# Module 5. Amazon SageMaker Deployment 
---

본 모듈에서는 SageMaker에서 호스팅 엔드포인트를 배포하는 법을 알아봅니다. 


### AWS Managed Inference Container
SageMaker 추론은 각 프레임워크별에 적합한 배포 컨테이너들이 사전에 빌드되어 있으며, TensorFlow는 텐서플로 서빙, 파이토치는 torchserve, MXNet은 MMS(Multi Model Server), scikit learn은 Flask가 내장되어 있습니다. PyTorch, 기존에는 MMS가 내장되어 있었지만, 2020년 말부터 Amazon과 facebook이 공동으로 개발한 torchserve를 내장하기 시작했습니다. 

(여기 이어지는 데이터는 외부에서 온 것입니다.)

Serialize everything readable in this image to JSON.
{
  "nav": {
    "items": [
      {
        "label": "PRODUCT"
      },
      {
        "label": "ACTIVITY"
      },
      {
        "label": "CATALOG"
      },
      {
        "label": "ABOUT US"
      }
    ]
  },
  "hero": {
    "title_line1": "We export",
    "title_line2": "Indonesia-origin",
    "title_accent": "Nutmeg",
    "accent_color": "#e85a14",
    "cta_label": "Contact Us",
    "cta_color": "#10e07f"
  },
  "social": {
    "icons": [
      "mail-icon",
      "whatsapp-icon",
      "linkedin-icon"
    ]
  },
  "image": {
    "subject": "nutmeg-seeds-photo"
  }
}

배포 컨테이너를 구동할 때에는 추론을 위한 http 요청을 받아들일 수 있는 RESTful API를 실행하는 serve 명령어가 자동으로 실행되면서 엔드포인트가 시작됩니다. 엔드포인트를 시작할 때, SageMaker는 도커 컨테이너에서 사용 가능한 외부의 모델 아티팩트, 데이터, 그리고 기타 환경 설정 정보 등을 배포 인스턴스의 /opt/ml 폴더로 로딩합니다. 

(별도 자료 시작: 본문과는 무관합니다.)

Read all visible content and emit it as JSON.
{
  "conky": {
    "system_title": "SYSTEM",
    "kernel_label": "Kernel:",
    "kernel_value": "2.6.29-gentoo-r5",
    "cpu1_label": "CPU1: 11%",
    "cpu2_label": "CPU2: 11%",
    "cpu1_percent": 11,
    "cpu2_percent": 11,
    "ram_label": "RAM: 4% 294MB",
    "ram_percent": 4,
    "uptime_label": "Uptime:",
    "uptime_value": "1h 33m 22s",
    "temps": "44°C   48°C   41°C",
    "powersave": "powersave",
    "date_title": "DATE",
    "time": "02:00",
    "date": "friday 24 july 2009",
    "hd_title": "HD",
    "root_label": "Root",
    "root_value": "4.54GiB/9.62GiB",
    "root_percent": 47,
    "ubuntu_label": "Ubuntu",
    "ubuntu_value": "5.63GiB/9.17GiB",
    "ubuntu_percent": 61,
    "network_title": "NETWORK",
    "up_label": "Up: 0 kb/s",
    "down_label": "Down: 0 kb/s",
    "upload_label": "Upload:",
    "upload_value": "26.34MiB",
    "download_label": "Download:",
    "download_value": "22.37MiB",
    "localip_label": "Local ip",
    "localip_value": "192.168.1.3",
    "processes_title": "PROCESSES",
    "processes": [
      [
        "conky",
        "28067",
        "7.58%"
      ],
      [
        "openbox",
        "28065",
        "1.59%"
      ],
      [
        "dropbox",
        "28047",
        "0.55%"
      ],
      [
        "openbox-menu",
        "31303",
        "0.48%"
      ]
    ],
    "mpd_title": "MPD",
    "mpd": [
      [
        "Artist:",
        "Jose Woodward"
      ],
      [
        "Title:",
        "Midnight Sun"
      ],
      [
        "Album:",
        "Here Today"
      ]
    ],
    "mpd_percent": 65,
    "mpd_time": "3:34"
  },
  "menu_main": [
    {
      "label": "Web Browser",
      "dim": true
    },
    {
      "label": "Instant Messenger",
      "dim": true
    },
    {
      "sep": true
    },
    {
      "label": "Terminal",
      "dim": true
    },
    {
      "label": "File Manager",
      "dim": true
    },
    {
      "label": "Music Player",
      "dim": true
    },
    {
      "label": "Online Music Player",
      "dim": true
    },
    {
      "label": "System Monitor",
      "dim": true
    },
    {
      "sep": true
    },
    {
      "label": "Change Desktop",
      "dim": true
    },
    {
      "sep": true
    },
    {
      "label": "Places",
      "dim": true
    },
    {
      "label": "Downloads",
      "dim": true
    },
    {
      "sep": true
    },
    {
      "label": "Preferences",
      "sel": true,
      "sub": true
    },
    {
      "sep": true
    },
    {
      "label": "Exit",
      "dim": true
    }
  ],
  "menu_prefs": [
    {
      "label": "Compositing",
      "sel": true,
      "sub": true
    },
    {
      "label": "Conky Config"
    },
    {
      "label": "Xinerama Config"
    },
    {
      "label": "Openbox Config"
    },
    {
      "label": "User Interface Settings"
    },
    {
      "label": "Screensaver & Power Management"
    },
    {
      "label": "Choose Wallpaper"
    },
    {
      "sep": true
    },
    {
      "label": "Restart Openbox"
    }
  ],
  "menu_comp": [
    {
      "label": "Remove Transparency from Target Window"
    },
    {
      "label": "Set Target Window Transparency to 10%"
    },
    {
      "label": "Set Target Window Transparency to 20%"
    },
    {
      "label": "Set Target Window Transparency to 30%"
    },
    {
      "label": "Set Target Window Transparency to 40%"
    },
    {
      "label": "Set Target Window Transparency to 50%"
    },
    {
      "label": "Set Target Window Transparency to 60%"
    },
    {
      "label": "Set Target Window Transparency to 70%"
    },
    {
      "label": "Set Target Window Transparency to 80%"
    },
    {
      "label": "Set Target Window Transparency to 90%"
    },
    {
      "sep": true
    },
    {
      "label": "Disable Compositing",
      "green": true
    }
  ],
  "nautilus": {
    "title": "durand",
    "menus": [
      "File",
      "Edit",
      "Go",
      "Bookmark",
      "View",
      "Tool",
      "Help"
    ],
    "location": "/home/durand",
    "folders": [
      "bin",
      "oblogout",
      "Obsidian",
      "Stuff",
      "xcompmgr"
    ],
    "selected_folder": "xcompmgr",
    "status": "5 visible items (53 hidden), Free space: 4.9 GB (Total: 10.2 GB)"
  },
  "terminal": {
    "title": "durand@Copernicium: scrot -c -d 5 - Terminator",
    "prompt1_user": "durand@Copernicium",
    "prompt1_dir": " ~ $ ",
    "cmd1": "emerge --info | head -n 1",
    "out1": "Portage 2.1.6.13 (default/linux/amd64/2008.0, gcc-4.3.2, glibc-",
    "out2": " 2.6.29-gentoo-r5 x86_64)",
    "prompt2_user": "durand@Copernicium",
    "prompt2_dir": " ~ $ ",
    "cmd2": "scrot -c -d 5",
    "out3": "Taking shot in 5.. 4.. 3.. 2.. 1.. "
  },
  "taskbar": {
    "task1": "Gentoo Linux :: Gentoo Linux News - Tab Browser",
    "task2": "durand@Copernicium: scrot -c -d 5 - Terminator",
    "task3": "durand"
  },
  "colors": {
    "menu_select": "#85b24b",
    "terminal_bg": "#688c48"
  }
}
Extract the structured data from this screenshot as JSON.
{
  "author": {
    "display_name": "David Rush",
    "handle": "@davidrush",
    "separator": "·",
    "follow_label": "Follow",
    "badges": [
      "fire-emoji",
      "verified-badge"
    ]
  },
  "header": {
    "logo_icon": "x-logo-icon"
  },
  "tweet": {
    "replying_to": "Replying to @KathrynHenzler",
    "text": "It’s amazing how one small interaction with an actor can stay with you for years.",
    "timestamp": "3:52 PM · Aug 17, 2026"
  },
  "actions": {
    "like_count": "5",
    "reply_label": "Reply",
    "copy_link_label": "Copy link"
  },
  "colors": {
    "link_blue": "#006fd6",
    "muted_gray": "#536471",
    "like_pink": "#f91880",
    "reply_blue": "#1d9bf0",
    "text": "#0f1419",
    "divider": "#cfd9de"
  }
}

![container](imgs/inference_container.png)

도커 파일은 오픈 소스로 공개되어 있으며, AWS에서는 구 버전부터 최신 버전까지 다양한 버전을 제공하고 있습니다.
각 프레임워크의 도커 파일은 아래 링크를 참조하십시오.

- TensorFlow containes: https://github.com/aws/sagemaker-tensorflow-containers 
- PyTorch container: https://github.com/aws/sagemaker-pytorch-container   
- MXNet containes: https://github.com/aws/sagemaker-mxnet-containers
- Chainer container: https://github.com/aws/sagemaker-chainer-container 
- Scikit-learn container: https://github.com/aws/sagemaker-scikit-learn-container
- SparkML serving container: https://github.com/aws/sagemaker-sparkml-serving-container

또한, AWS CLI를 사용하여 프레임워크별로 지원되는 버전을 간단하게 확인 가능합니다.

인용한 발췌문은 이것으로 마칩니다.